L’histoire est écrite par les vainqueurs. C’est ainsi que s’est imposée la figure d’Henri IV comme successeur logique des Valois. Sa légitimité aurait-elle donc été toujours incontestée?? Le déroulé des événements de la guerre de Succession de France et la lecture d’une certaine littérature remettent en cause ce qui a pu paraître comme une évidence. En réalité, le premier roi Bourbon a dû s’imposer face à d’autres prétendants plus ou moins crédibles. Même après que Paris lui a ouvert ses portes, il a dû confirmer qu’il était le souverain de l’ensemble de ses sujets, nonobstant les difficultés militaires et les complots, jusqu’au couteau de Ravaillac qui a consacré définitivement sa légitimité. Plus surprenant encore, au-delà de sa dimension militaire et religieuse, la guerre de Succession de France a incarné un véritable laboratoire politique, où l’inspiration était puisée autant dans l’histoire antique que l’histoire de France, fraîchement dévoilées à un plus large public grâce à l’imprimerie, le plus grand legs de l’humanisme. Fadi El Hage nous invite à une relecture inédite d’événements que nous croyons bien connaître, mais qui prennent une autre ampleur dès lors que nous nous éloignons des légendes et des passions.
J'ai commencé le livre en étant très fatiguée (vous savez, le moment où vous lisez et où ne rien s'imprime? C'était moi la semaine dernière) et pour le challenge "histoire d'en parler" (le thème de ce mois ci est "Les Bourbons"). Et j'ai bien aimé.
Ce n'est pas vraiment surprenant : j'aime bien la période des guerres de religion, c'est une période que je connais un peu car je l'ai bossé pour le CAPES et même si ça remonte, j'en ai quelques souvenirs. De plus, le livre se concentre sur la dimension politique, un de mes sujets de prédilection.

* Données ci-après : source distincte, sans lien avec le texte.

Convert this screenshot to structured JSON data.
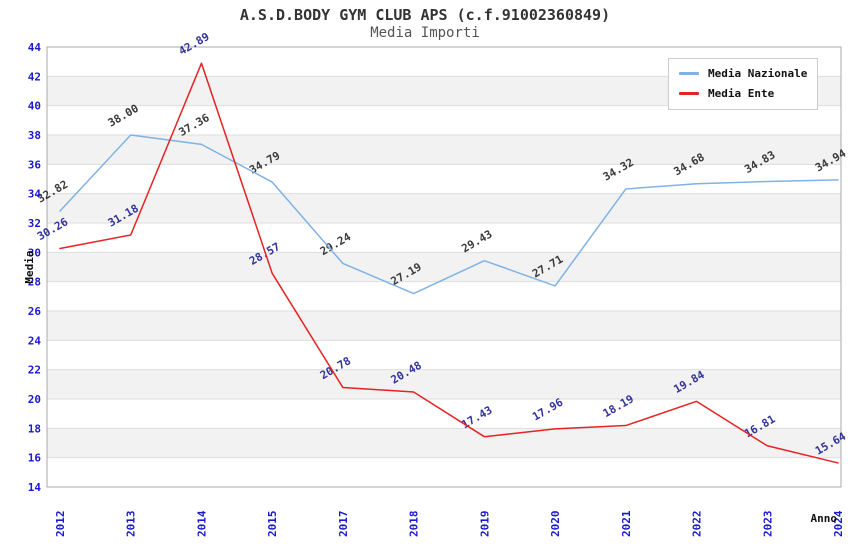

Ce ne sera pas un livre marquant, pas comme "Tous ceux qui tombent" de Jeremie Foa. C'est par contre une bonne synthèse sur la question de l'accession au trône de Henri IV. Le livre pose le contexte politique, militaire et religieux de la royauté français durant les guerres de religion, avec tout d'abord la délégitimation des Valois, la faible marge de manœuvre d'Henri III entre les Guise, la Ligue et les protestants puis la construction de la légitimité d'Henri IV à gouverner, à dépasser son rôle de chef de parti pour prendre le rôle d'un roi de France incontesté par tous (catholiques comme protestants, villes comme seigneurs, à l'intérieur du royaume comme à l'étranger).
J'ai beaucoup aimé la réflexion sur cette légitimité avec la comparaison des 1ers Capétiens sur la question de l'élection, du sacre mais aussi la construction de la loi salique. Le Moyen-Âge n'est jamais vraiment loin, et les guerres de religion sont vraiment une période de transition à ce point là, avec les bases de l'absolutisme qui sont posées.